My Dad, who travelled the world as a merchant seaman during the 1970s and 1980s, has always maintained that a charity shop in a posh area is far better than any ordinary shop in a downmarket area. Better quality stock, you see. Rich people give away things, and they buy better things to begin with. During his travels far and near, but especially when docked in the UK, he picked up all sorts of bits and pieces in markets, auctions and, yes, charity shops.

Charity shops are the spiritual home of anyone who likes good quality things but doesn’t like to – or can’t – pay full whack for them.

But Irish charity shops now have one thing in common with those shops my father used to frequent in the more fashionable areas of London; donors with money and taste.
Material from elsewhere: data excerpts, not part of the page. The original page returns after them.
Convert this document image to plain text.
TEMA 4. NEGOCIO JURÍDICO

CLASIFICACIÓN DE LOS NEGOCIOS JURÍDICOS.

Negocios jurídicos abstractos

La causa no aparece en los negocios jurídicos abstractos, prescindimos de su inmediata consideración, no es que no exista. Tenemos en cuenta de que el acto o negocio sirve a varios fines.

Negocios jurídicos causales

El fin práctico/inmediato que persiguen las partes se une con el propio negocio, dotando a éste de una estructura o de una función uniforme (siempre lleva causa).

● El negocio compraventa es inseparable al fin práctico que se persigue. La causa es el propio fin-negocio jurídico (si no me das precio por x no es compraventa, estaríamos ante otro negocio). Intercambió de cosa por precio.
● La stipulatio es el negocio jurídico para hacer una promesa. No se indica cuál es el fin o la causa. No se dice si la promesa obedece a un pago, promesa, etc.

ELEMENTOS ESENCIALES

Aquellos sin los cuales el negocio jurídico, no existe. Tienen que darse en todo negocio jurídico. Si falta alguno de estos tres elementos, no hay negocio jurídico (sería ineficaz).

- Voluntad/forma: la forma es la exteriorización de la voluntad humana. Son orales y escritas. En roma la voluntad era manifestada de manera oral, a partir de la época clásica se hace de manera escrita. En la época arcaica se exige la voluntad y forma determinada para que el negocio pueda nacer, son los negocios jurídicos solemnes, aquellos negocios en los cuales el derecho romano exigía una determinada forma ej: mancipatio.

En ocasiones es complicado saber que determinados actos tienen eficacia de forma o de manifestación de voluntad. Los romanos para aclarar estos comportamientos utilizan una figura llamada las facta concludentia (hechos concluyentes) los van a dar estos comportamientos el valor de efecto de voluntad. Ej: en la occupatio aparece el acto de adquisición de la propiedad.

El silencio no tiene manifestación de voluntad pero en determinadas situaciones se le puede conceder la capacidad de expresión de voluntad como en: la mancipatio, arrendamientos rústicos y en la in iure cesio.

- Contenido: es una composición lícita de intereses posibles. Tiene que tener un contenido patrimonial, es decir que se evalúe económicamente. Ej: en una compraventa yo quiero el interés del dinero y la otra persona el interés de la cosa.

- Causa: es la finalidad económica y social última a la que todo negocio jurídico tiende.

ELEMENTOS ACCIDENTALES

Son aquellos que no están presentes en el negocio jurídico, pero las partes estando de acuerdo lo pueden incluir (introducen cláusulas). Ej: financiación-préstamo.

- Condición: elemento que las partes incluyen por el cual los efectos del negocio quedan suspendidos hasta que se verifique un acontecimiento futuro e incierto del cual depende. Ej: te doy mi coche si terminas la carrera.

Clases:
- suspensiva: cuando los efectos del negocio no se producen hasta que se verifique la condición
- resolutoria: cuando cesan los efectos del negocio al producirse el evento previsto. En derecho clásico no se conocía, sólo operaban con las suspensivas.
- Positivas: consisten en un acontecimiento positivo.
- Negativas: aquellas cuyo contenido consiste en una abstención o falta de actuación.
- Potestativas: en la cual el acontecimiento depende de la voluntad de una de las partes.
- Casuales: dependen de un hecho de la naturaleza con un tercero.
No longer are they full of stained old pyjamas and ancient mothballed suits; in fact, I’ve been quite astonished at the quality of stuff I’ve picked up in charity shops. What hasn’t changed, is that the wealthier the area, the better the shop, even though many of them rotate stock nationally now.

My regular visits to Dublin involve a dash from the number 92 bus stop to meetings in Digges Lane via two charity shops on Georges Street, then back to Heuston Station, after a quick detour via South King Street’s Oxfam shop. And every time, I pick up something decent.

In fact, it’s quite refreshing not having to go off the beaten track to bag a bargain anymore. Charity shops on Grafton Street? Huzzah!

Which is why I was so astonished to read in a column in a Sunday newspaper that “nobody really wants to be seen going into a charity shop, much less coming out with a bulging bag”. Why on earth not?

If you’re strapped for cash – and who isn’t? – and you’re into the bit of philanthropy (as mandated by government spinmaster Frank Flannery in a programme recently launched to encourage us all to give more to charity), why on earth would you not want to be seen going into a charity shop?

The same snobbery used to apply to certain discount stores, and these days it’s almost a badge of honour to showcase the same 3 euro bikini as everyone else on Sandymount Strand, or boast that your homemade Greek salad cost a total of 79 cent today because the olives were on special at 29 cent.

Why would it be a problem to admit, nay proclaim, that you went into a shop and paid a total of 12 euro for this natty outfit of a tailored Zara blazer and a beautifully made Benetton dress, and that every penny of that 12 euro went towards buying goats for a Guatemalan family, or physiotherapy for a child with cerebral palsy?

Even better if you’re worried about the ethics of your clothing – buying one of the more ethical brands second hand is infinitely better than buying that three euro bikini you can be pretty sure was made in a substandard factory in Bangladesh.

There’s a running joke that the Irish response to a compliment is “Thanks, Penneys”. We’re not afraid of looking cheap. But now you can be cheap, look expensive, and feel ethical at the same time. And what on earth would be wrong with that?